In the first paper, “What is Epilepsy,” Kohrman introduces the topic for nonclinicians with an interest in epilepsy research. The second group of papers on “Where Do Seizures Occur,” describe the physiologic, clinical, and engineering aspects of localizing neuronal activity in the brain. The ultimate goal in this area of research is to identify the epileptic focus reliably by solving the so-called “inverse problem”, i.e., the reconstruction of activity within the brain from measurements on its surface or on the scalp. To that end, Tao et al. and Ebersole et al. present techniques useful in the clinical setting to interpret scalp recordings in terms of underlying cortical activity. The papers by Fuchs et al. and Ding et al. describe the development and evaluation of algorithms to compute and visualize activity within the brain's structure. Significant progress in this field has been made, and localization methods are proving to be a useful extension of EEG analysis. However, to increase the clinical value of localization methods, the limits of their resolving power must be further investigated and improved. Ultimately these techniques may provide an alternative to and reduce the need for intracranial recording, which remains the gold standard for the identification of the epileptic focus.

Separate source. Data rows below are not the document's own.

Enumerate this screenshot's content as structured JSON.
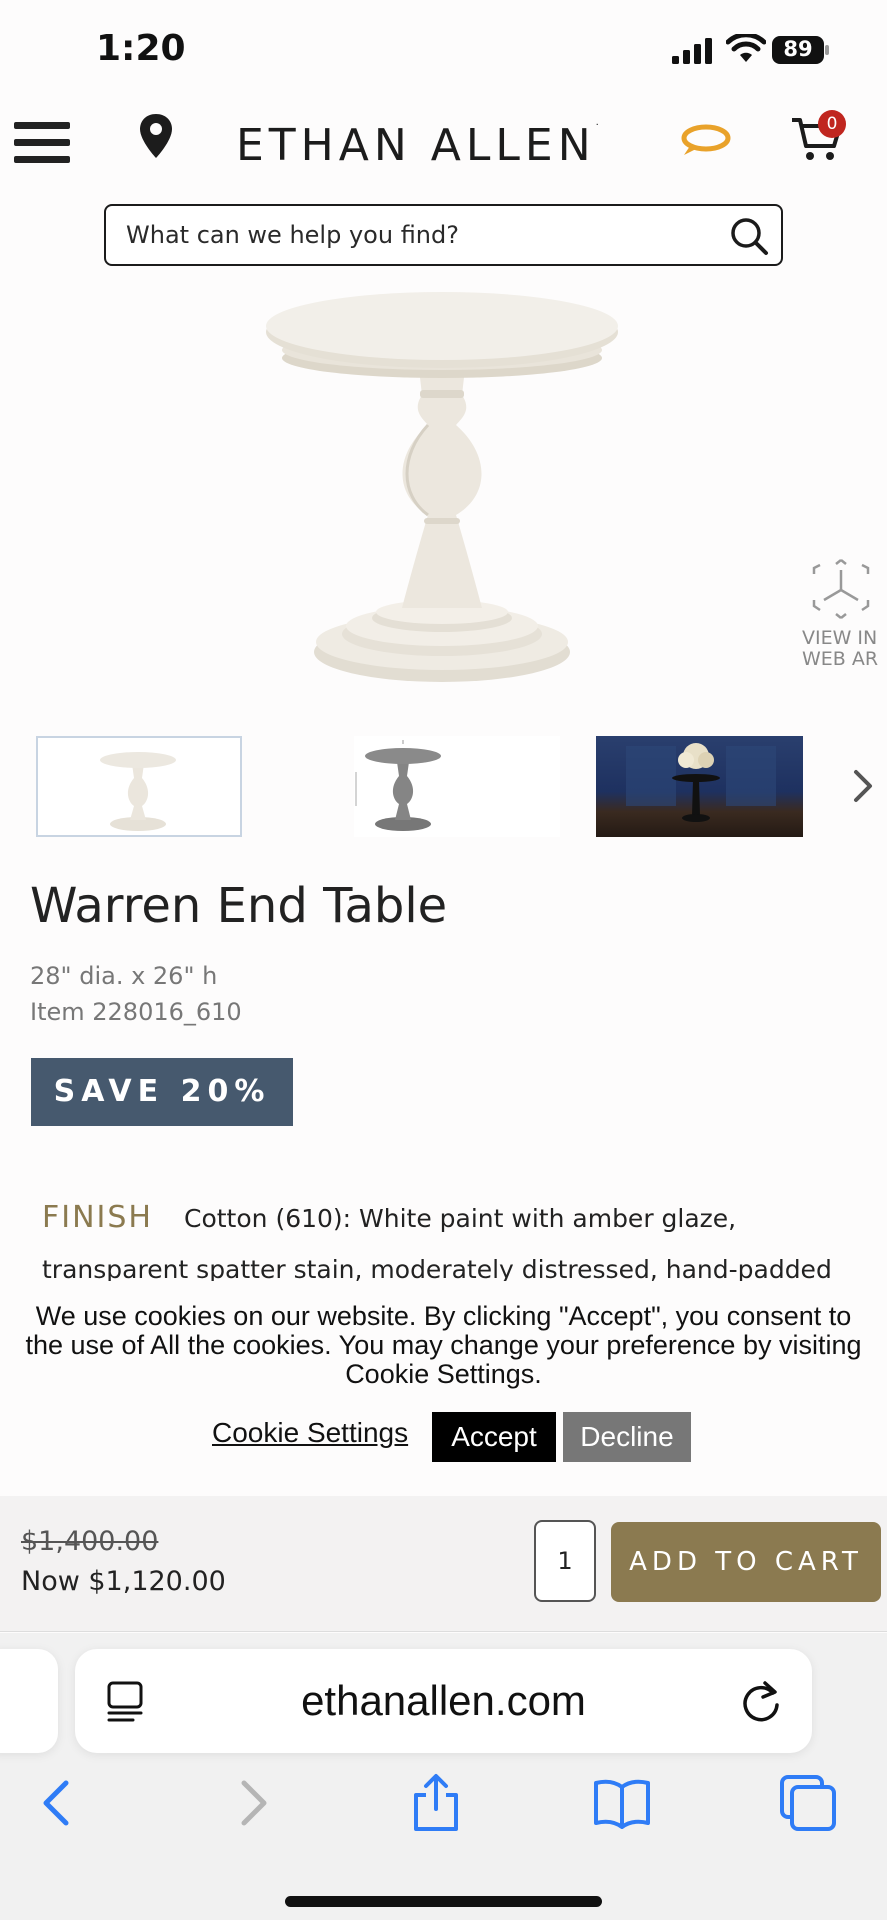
{
  "status_bar": {
    "time": "1:20",
    "battery": "89"
  },
  "header": {
    "logo": "ETHAN ALLEN",
    "cart_count": "0"
  },
  "search": {
    "placeholder": "What can we help you find?"
  },
  "ar": {
    "label_line1": "VIEW IN",
    "label_line2": "WEB AR"
  },
  "product": {
    "title": "Warren End Table",
    "dimensions": "28\" dia. x 26\" h",
    "item": "Item 228016_610",
    "badge": "SAVE 20%",
    "finish_label": "FINISH",
    "finish_line1": "Cotton (610): White paint with amber glaze,",
    "finish_line2": "transparent spatter stain, moderately distressed, hand-padded"
  },
  "cookie": {
    "message": "We use cookies on our website. By clicking \"Accept\", you consent to the use of All the cookies. You may change your preference by visiting Cookie Settings.",
    "settings_label": "Cookie Settings",
    "accept_label": "Accept",
    "decline_label": "Decline"
  },
  "cart_bar": {
    "old_price": "$1,400.00",
    "now_price": "Now $1,120.00",
    "quantity": "1",
    "add_label": "ADD TO CART"
  },
  "browser": {
    "url": "ethanallen.com"
  },
  "colors": {
    "badge": "#46596e",
    "accent_gold": "#8b7a50",
    "cart_badge": "#c0261f",
    "ios_blue": "#2f7cf6",
    "chat_icon": "#e9a22a"
  },
  "icons": {
    "menu": "hamburger-icon",
    "location": "map-pin-icon",
    "chat": "chat-bubble-icon",
    "cart": "cart-icon",
    "search": "search-icon",
    "ar": "cube-ar-icon",
    "next": "chevron-right-icon",
    "reader": "reader-icon",
    "reload": "reload-icon",
    "back": "back-icon",
    "forward": "forward-icon",
    "share": "share-icon",
    "bookmarks": "bookmarks-icon",
    "tabs": "tabs-icon"
  }
}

The third theme, “When Do Seizures Occur,” deals with the localization of seizure activity in time. The aim in this area of research is to detect, predict, or anticipate imminent seizures on the basis of features extracted from scalp or intracranial EEG recordings. Early work in this area optimistically reported the feasibility of this approach. The investigations of Lee et al. and Lehnertz et al. demonstrate that the current state-of-the-art is the early detection of seizure onset, when complete records from continuously monitored patient populations are evaluated. The use of long-term monitoring records, new evaluation tools, and a change of focus from single channel to multichannel recordings are required for further development in this area.

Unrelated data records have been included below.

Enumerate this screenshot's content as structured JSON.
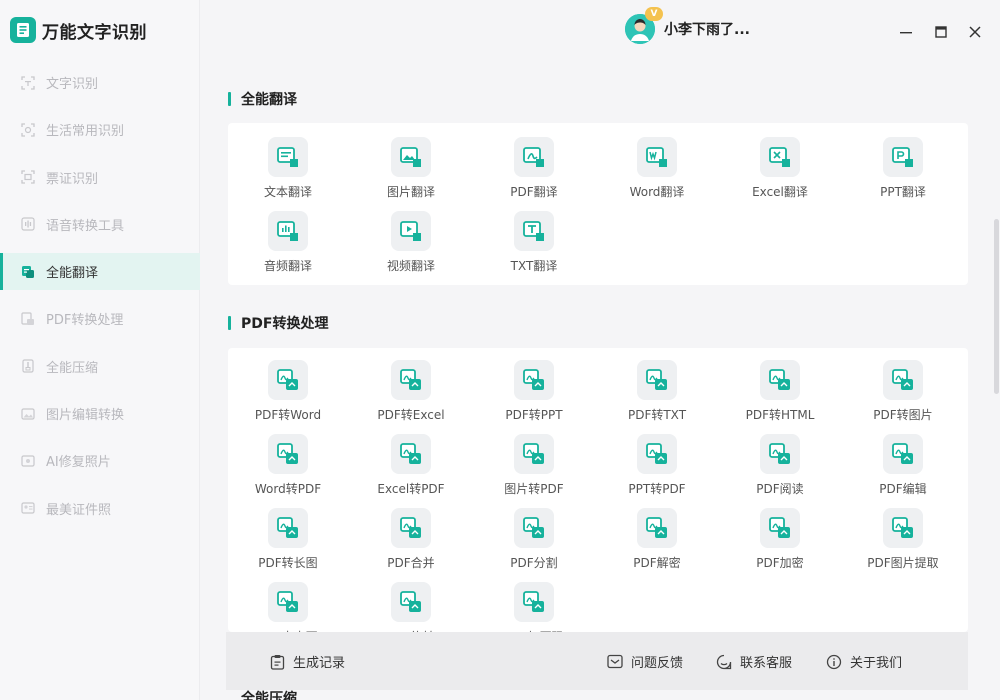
{
  "app": {
    "title": "万能文字识别"
  },
  "sidebar": {
    "items": [
      {
        "label": "文字识别",
        "icon": "text-scan-icon"
      },
      {
        "label": "生活常用识别",
        "icon": "life-scan-icon"
      },
      {
        "label": "票证识别",
        "icon": "ticket-scan-icon"
      },
      {
        "label": "语音转换工具",
        "icon": "voice-convert-icon"
      },
      {
        "label": "全能翻译",
        "icon": "translate-icon",
        "active": true
      },
      {
        "label": "PDF转换处理",
        "icon": "pdf-icon"
      },
      {
        "label": "全能压缩",
        "icon": "compress-icon"
      },
      {
        "label": "图片编辑转换",
        "icon": "image-edit-icon"
      },
      {
        "label": "AI修复照片",
        "icon": "ai-repair-icon"
      },
      {
        "label": "最美证件照",
        "icon": "id-photo-icon"
      }
    ]
  },
  "header": {
    "username": "小李下雨了...",
    "vip_badge": "V"
  },
  "sections": {
    "translate": {
      "title": "全能翻译",
      "tools": [
        "文本翻译",
        "图片翻译",
        "PDF翻译",
        "Word翻译",
        "Excel翻译",
        "PPT翻译",
        "音频翻译",
        "视频翻译",
        "TXT翻译"
      ]
    },
    "pdf": {
      "title": "PDF转换处理",
      "tools": [
        "PDF转Word",
        "PDF转Excel",
        "PDF转PPT",
        "PDF转TXT",
        "PDF转HTML",
        "PDF转图片",
        "Word转PDF",
        "Excel转PDF",
        "图片转PDF",
        "PPT转PDF",
        "PDF阅读",
        "PDF编辑",
        "PDF转长图",
        "PDF合并",
        "PDF分割",
        "PDF解密",
        "PDF加密",
        "PDF图片提取",
        "PDF去内页",
        "PDF旋转",
        "PDF加页码"
      ]
    },
    "compress": {
      "title": "全能压缩"
    }
  },
  "footer": {
    "records": "生成记录",
    "feedback": "问题反馈",
    "service": "联系客服",
    "about": "关于我们"
  },
  "colors": {
    "accent": "#16b29c"
  }
}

The contributions to the final theme, “Why (How) Do Seizures Occur,” focus on the mechanisms underlying epileptogenesis and seizure activity. Our poor understanding of these mechanisms is a principal reason for the limited success of anticonvulsant therapy, that being lack of seizure control in 1/3 of epilepsy patients. Papers by Trasande and Ramirez, Swiercz et al., and Li and Mogul describe recent progress in identifying the role of neuronal mechanisms and their control in experimental models of epilepsy. At the clinical level, signal processing applied to the analysis of EEG is an extensive area of epilepsy research describing the relationships between the activities of large neuronal populations. The paper by Towle et al. demonstrates this approach.